Another way would be to acquire a collection of Washington quarters from 1965-1998 with obverse and reverse missing clad layers. Such a collection would be very challenging, although likely attainable with enough persistence.
(Above) NGC Certified 1958 Wheat Cent Struck on a Cuba 1 Centavo Blank
What You Like
Many collectors just buy coins that they like. They seek errors with dramatic appearance or great rarity. If that is how you enjoy collecting errors, you are one of many, since it seems to be the most popular way of collecting mint errors as a whole. This gives the collectors great flexibility to buy everything from a cent on a washer to an off-center Ike dollar to a double-struck nickel. The possibilities are limitless!
(above: Collector Saul T. of New York, shared the above three coins in his collection, which are a complete set of U.S. off-metals on Washington quarters for the year "1970." For the 1970 Washington quarter series, these are the three U.S. off-metals you can get, being the 5c, 10c, and 1c.
Error Type Set
A traditionally popular way to build a collection is to buy one of each error type for a particular error coin design. For example, acquiring a collection of all major mint error types for the Ike dollar series, or for the Lincoln cent series. This is a fun way to build a collection, because it combines a lot of variety in terms of all the error types, and also is a logical, completable set with the end goal of buying all the error type variations that one can find for the series.

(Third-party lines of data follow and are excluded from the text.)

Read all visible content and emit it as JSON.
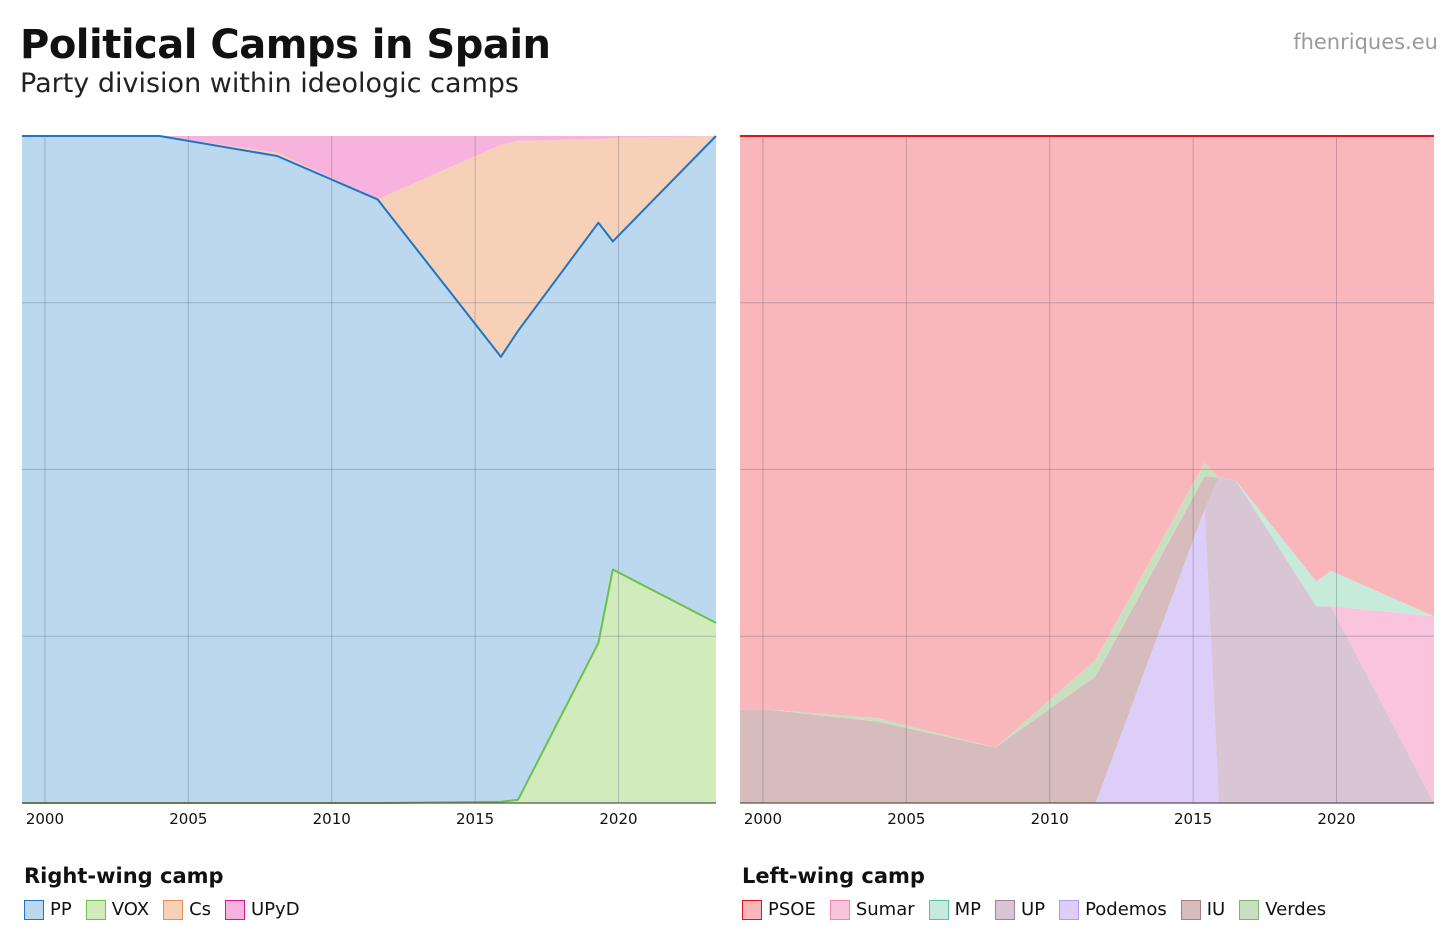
{
  "header": {
    "title": "Political Camps in Spain",
    "subtitle": "Party division within ideologic camps",
    "source": "fhenriques.eu"
  },
  "legends": {
    "right_title": "Right-wing camp",
    "left_title": "Left-wing camp"
  },
  "chart_data": [
    {
      "type": "area",
      "stacked": "100%",
      "title": "Right-wing camp",
      "x_ticks": [
        2000,
        2005,
        2010,
        2015,
        2020
      ],
      "xlim": [
        1999.2,
        2023.4
      ],
      "ylim": [
        0,
        100
      ],
      "grid": true,
      "x": [
        1999.2,
        2000.2,
        2004.0,
        2008.1,
        2011.6,
        2015.9,
        2016.5,
        2019.3,
        2019.8,
        2023.4
      ],
      "series": [
        {
          "name": "VOX",
          "fill": "#d1ebbd",
          "stroke": "#6bc14a",
          "values": [
            0,
            0,
            0,
            0,
            0,
            0.2,
            0.5,
            24,
            35,
            27
          ]
        },
        {
          "name": "PP",
          "fill": "#bcd8ee",
          "stroke": "#1f75c4",
          "values": [
            100,
            100,
            100,
            97,
            90.5,
            66.7,
            70.3,
            63,
            49.2,
            73
          ]
        },
        {
          "name": "Cs",
          "fill": "#f7d1b7",
          "stroke": "#e38f58",
          "values": [
            0,
            0,
            0,
            0.5,
            0,
            31.8,
            28.5,
            12.5,
            15.5,
            0
          ]
        },
        {
          "name": "UPyD",
          "fill": "#f7b3dd",
          "stroke": "#d8158f",
          "values": [
            0,
            0,
            0,
            2.5,
            9.5,
            1.3,
            0.7,
            0.5,
            0.3,
            0
          ]
        }
      ]
    },
    {
      "type": "area",
      "stacked": "100%",
      "title": "Left-wing camp",
      "x_ticks": [
        2000,
        2005,
        2010,
        2015,
        2020
      ],
      "xlim": [
        1999.2,
        2023.4
      ],
      "ylim": [
        0,
        100
      ],
      "grid": true,
      "x": [
        1999.2,
        2000.2,
        2004.0,
        2008.1,
        2011.6,
        2015.4,
        2015.9,
        2016.5,
        2019.3,
        2019.8,
        2023.4
      ],
      "series": [
        {
          "name": "Podemos",
          "fill": "#dccdf9",
          "stroke": "#b29bf0",
          "values": [
            0,
            0,
            0,
            0,
            0,
            44,
            0,
            0,
            0,
            0,
            0
          ]
        },
        {
          "name": "UP",
          "fill": "#d8c6d4",
          "stroke": "#a3809c",
          "values": [
            0,
            0,
            0,
            0,
            0,
            0,
            48.8,
            48.3,
            29.5,
            29.5,
            0
          ]
        },
        {
          "name": "IU",
          "fill": "#d6bcbc",
          "stroke": "#ad7b7b",
          "values": [
            14,
            14,
            12.2,
            8.3,
            19,
            5,
            0,
            0,
            0,
            0,
            0
          ]
        },
        {
          "name": "Verdes",
          "fill": "#c8e0c0",
          "stroke": "#7cb46b",
          "values": [
            0,
            0,
            0.5,
            0,
            2.5,
            2,
            0,
            0,
            0,
            0,
            0
          ]
        },
        {
          "name": "Sumar",
          "fill": "#f9c4dc",
          "stroke": "#ee85b5",
          "values": [
            0,
            0,
            0,
            0,
            0,
            0,
            0,
            0,
            0,
            0,
            28
          ]
        },
        {
          "name": "MP",
          "fill": "#c7ebda",
          "stroke": "#59c49a",
          "values": [
            0,
            0,
            0,
            0,
            0,
            0,
            0,
            0,
            3.7,
            5.3,
            0
          ]
        },
        {
          "name": "PSOE",
          "fill": "#f9b7bc",
          "stroke": "#d9141d",
          "values": [
            86,
            86,
            87.3,
            91.7,
            78.5,
            49,
            51.2,
            51.7,
            66.8,
            65.2,
            72
          ]
        }
      ]
    }
  ]
}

Also, consider having a goal of doing something with the collection when completed, such as writing an article on it for your hobby club publication, or exhibiting it at a large coin convention. There are many possibilities to enjoy the collection upon completion.
However you collect, find a way that you most enjoy, then build your collection within your financial budget, as well as in a way that gives you the most satisfaction. When it’s completed, find a way to share it with other collectors so we can all see what you built.